Thursday, March 16th, 2017

Tourists take trips to Yellowstone National Park in the United States for exciting encounters with wildlife, to African parks such as Serengeti, Masai Mara, and Kruger for incredible safaris, and to Khao Yai in Thailand to see large Asian mammals.

Only a two hour drive from massive and congested Bangkok, residents of the Thai capital do weekend trips to Khao Yai to see wildlife and get back in touch with nature. The tropical forests and grasslands of this national park cover a large enough area to provide forage and shelter for such big, charismatic fauna as Asian Elephants, Sambar Deer, Gaur (a rare, wild, Asian Ox), two species of bears, Gibbons, Macaques, and even a few Tigers.

Because much of the park is dense, tropical forest, the large animals of Khao Yai aren’t as easy to see as mammals in parks with wide open plains, but they are seen often enough to make this the most popular and heavily visited park in Thailand. This turns the campgrounds into veritable Thai jamborees each and every weekend but that doesn’t seem to reduce sightings of wild (and dangerous) Asian Elephants, semi tame and larcenous Lion-tailed Macaques, long-armed gibbons that hoot from the trees, massive, prehistoric-looking Great Hornbills (kind of like a giant, bizarre, old-world toucan), and plenty of beautiful Sambar Deer.
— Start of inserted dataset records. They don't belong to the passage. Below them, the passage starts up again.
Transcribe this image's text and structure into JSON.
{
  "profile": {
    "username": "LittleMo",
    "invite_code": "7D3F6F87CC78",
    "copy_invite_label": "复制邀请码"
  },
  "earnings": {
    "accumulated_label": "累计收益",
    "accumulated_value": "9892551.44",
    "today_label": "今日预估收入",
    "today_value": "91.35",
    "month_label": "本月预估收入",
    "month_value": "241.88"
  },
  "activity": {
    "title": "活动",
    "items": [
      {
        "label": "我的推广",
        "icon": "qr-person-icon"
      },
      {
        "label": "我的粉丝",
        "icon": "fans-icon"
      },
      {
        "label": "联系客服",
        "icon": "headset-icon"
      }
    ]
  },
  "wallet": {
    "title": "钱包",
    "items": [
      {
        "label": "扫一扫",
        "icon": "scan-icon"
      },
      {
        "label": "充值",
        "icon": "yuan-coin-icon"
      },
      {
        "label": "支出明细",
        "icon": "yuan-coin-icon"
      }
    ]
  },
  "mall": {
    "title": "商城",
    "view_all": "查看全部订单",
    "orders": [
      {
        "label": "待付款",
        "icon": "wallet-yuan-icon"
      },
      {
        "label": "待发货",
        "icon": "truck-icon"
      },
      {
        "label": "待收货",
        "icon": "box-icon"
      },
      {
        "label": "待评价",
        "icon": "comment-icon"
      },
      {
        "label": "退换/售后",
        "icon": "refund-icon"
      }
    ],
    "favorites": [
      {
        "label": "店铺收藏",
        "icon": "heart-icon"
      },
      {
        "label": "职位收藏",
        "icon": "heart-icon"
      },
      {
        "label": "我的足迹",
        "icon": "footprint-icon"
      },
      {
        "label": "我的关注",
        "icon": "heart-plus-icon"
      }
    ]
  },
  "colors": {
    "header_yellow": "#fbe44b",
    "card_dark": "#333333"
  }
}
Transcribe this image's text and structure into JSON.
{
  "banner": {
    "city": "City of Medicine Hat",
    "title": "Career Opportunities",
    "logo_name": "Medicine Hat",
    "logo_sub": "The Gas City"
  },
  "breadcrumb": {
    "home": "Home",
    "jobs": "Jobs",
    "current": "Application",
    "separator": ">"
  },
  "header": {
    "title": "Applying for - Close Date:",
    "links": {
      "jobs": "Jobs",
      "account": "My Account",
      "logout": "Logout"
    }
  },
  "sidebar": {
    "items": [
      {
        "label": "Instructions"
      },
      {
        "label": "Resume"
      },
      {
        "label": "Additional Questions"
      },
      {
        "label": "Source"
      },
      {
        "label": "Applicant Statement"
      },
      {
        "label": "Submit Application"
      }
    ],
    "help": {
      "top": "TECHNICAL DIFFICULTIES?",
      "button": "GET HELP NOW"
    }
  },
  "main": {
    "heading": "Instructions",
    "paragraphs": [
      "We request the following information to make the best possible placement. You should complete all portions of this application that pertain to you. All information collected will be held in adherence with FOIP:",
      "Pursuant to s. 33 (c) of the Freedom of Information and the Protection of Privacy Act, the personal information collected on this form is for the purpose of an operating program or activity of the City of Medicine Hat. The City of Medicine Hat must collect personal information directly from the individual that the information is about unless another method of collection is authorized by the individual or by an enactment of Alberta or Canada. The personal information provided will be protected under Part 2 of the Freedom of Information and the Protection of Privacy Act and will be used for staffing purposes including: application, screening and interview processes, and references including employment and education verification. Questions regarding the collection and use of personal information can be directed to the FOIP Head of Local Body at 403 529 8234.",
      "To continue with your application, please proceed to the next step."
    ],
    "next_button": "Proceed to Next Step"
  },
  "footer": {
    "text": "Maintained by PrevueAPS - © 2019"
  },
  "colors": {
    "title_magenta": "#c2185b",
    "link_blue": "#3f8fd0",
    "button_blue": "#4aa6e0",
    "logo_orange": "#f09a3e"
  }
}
Visitors to the park who explore with an experienced, local guide are likely to see even more, especially if they go searching for animals at night. Tigers are pretty rare and avoid the limelight but elephants are just too big to hide. Other than the macaques and a variety of exotic, tropical Asian birds, some of the easiest animals to see are the large porcupines that visit the campgrounds at night. Covered in long quills that they rattle while walking among the tents, it can be disconcerting to see one of these dog-sized creatures stumbling around while walking to the restrooms but as long as you keep your distance, hopefully they will too (at least they aren’t carnivorous).